Конечно, некоторые из этих учреждений при своем возникновении, да и теперь еще, одушевлены были искренним идеализмом и желанием, не лишенным даже некоторого величия, приобщить массы к благам истины, красоты и великой нравственной жизни. Рабочие, заполнявшие после тяжелого трудового дня душную аудиторию и в жажде знаний превозмогавшие усталость, представляли трогательное зрелище. Но какой это был обман! Не считая нескольких подлинных апостолов, умных и отзывчивых, нескольких добрых душ, исполненных лучших намерений, но беспомощных в жизни, сколько туда слеталось глупцов, болтунов, интриганов, писателей без читателей, ораторов без слушателей, педагогов, пасторов, краснобаев, пианистов, критиков, и все они дружно забрасывали народ изделиями своего изготовления! Каждый старался сбыть свой товар. Наиболее успешно заманивали публику продавцы волшебных эликсиров, философствующие ораторы, которые перетряхивали целые груды общих идей с обязательным упоминанием социального рая в качестве апофеоза.

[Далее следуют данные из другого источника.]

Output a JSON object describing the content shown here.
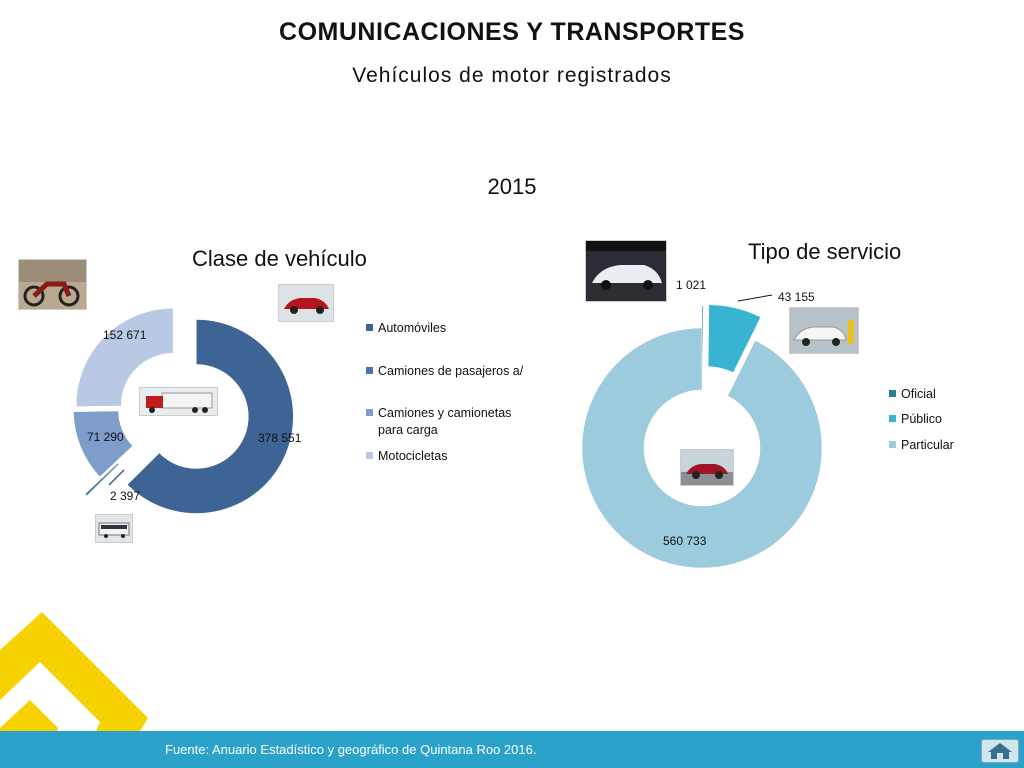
{
  "header": {
    "title": "COMUNICACIONES Y TRANSPORTES",
    "subtitle": "Vehículos de motor registrados",
    "year": "2015"
  },
  "chart_data": [
    {
      "type": "doughnut",
      "title": "Clase de vehículo",
      "categories": [
        "Automóviles",
        "Camiones de pasajeros a/",
        "Camiones y camionetas para carga",
        "Motocicletas"
      ],
      "values": [
        378551,
        2397,
        71290,
        152671
      ],
      "labels": [
        "378 551",
        "2 397",
        "71 290",
        "152 671"
      ],
      "colors": [
        "#3e6496",
        "#4a74a8",
        "#7f9dcb",
        "#b9c8e3"
      ],
      "legend": "right"
    },
    {
      "type": "doughnut",
      "title": "Tipo de servicio",
      "categories": [
        "Oficial",
        "Público",
        "Particular"
      ],
      "values": [
        1021,
        43155,
        560733
      ],
      "labels": [
        "1 021",
        "43 155",
        "560 733"
      ],
      "colors": [
        "#2a7f96",
        "#38b4d2",
        "#9ccbde"
      ],
      "legend": "right"
    }
  ],
  "images": {
    "motorcycle": "motorcycle-photo",
    "red_car": "red-car-photo",
    "truck": "truck-photo",
    "bus": "bus-photo",
    "white_car": "white-car-photo",
    "taxi": "taxi-photo",
    "particular_car": "particular-car-photo"
  },
  "footer": {
    "source": "Fuente: Anuario Estadístico y geográfico de Quintana Roo 2016.",
    "home_icon": "home-icon"
  }
}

Народные университеты служили также рынком для сбыта сверхаристократического эстетства: декадентских гравюр, стихов и музыки. Чаяли, что с пришествием народа обновится дух и возродится раса. И для начала прививали ему все ухищрения буржуазной мысли! Народ воспринимал их с жадностью не потому, чтобы они ему нравились, а потому, что они были буржуазными. Кристоф, которого как-то привела в такой университет г-жа Руссен, услышал в ее исполнении Дебюсси, сыгранного для народа между «Песенкой» Габриэля Форе и одним из последних произведений Бетховена. Он сам постиг последние произведения Бетховена, лишь постепенно и упорно развивая свой вкус и мысль, и потому участливо спросил соседа:
— Вам это понятно?
Тот, напыжившись, как рассерженный петух, ответил:
— Разумеется! Чем я хуже вас?
И в доказательство того, что он не хуже, стал требовать повторения фуги, вызывающе поглядывая на Кристофа.

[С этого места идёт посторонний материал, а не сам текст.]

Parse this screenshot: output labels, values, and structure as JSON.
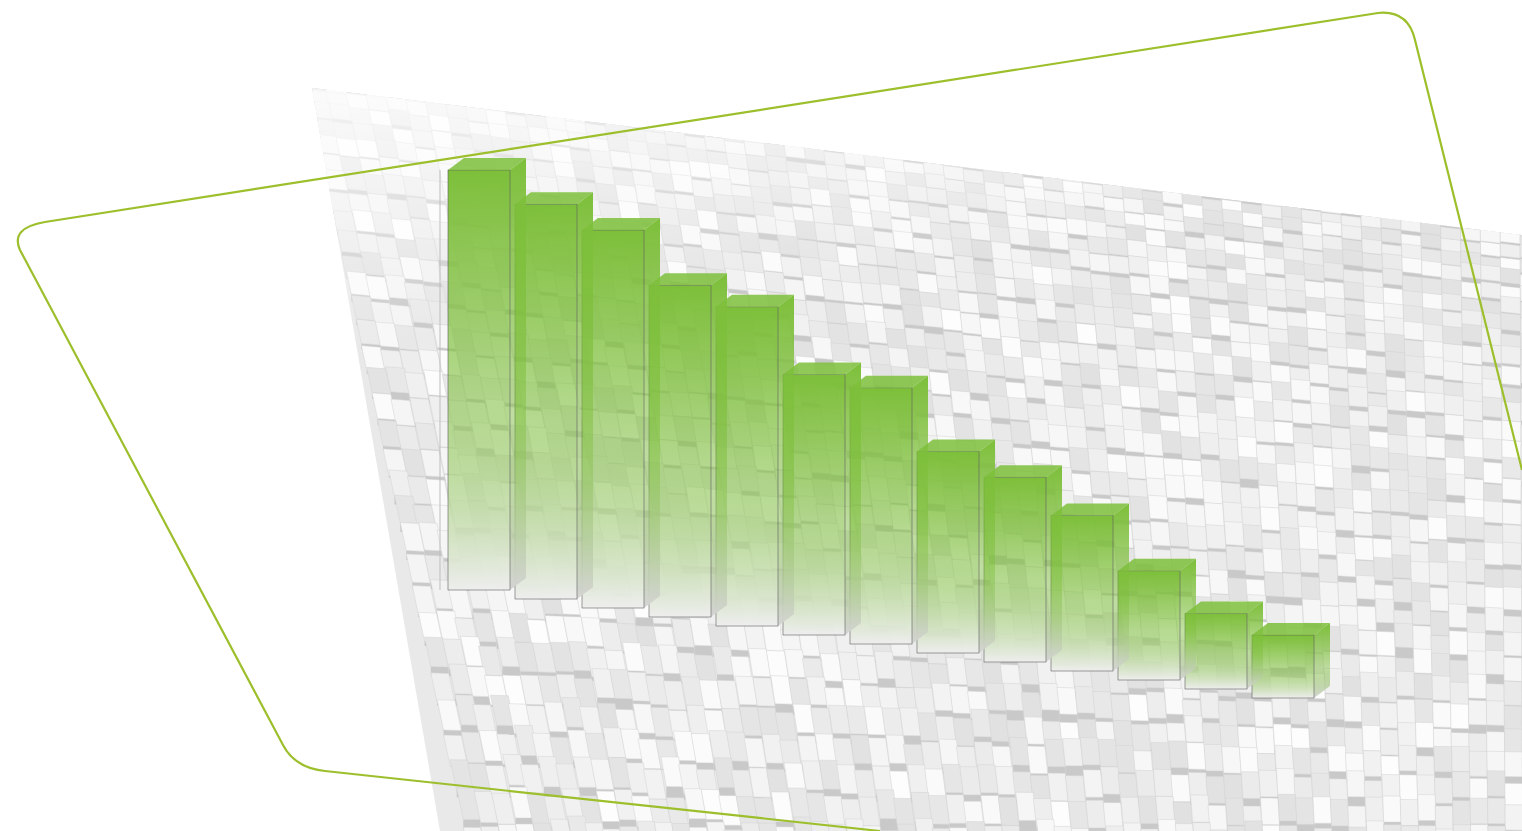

Озадаченный Кристоф поспешил скрыться; он думал о том, что этим скотам удалось отравить даже самые чистые истоки нации, — народа больше не существовало.
— Сами вы народ! — сказал какой-то рабочий одному из таких благодетелей, хлопотавшему об открытии народных театров. — Я такой же буржуа, как и вы!
Однажды вечером, когда над потемневшим городом расстилалось бархатистое, как восточный ковер, небо, переливавшее темными, чуть блеклыми тонами, Кристоф шел по набережной от Собора Парижской Богоматери к площади Инвалидов. В сгущавшихся сумерках башни собора вздымались, словно руки Моисея, воздетые к небесам во время битвы. Золотое чеканное копье Сент-Шапель, точно шип расцветших терний, вырывалось ввысь из каменных ножен домов. По ту сторону реки раскинулся царственный фасад Лувра, в усталых очах которого отблеск закатного солнца зажег последнюю вспышку жизни. На просторах площади Инвалидов, за окружавшими ее рвами и горделиво возвышавшимися стенами, парил в величавом одиночестве купол темного золота, как симфония далеких побед. А Триумфальная арка на холме, словно героический марш, открывала сверхъестественное шествие императорских легионов.
И Кристофу вдруг ясно представился образ умершего исполина, необъятное тело которого раскинулось по этим просторам. В ужасе остановился он, созерцая гигантские остатки легендарного племени, под чьими размеренными шагами звенела земля, поглотившая его, — племени в шлеме купола Инвалидов, племени, препоясанного Лувром, охватившего небо своими тысячерукими соборами и утвердившего над миром две торжествующие стопы Наполеоновской арки, у подножья которой копошились теперь лилипуты.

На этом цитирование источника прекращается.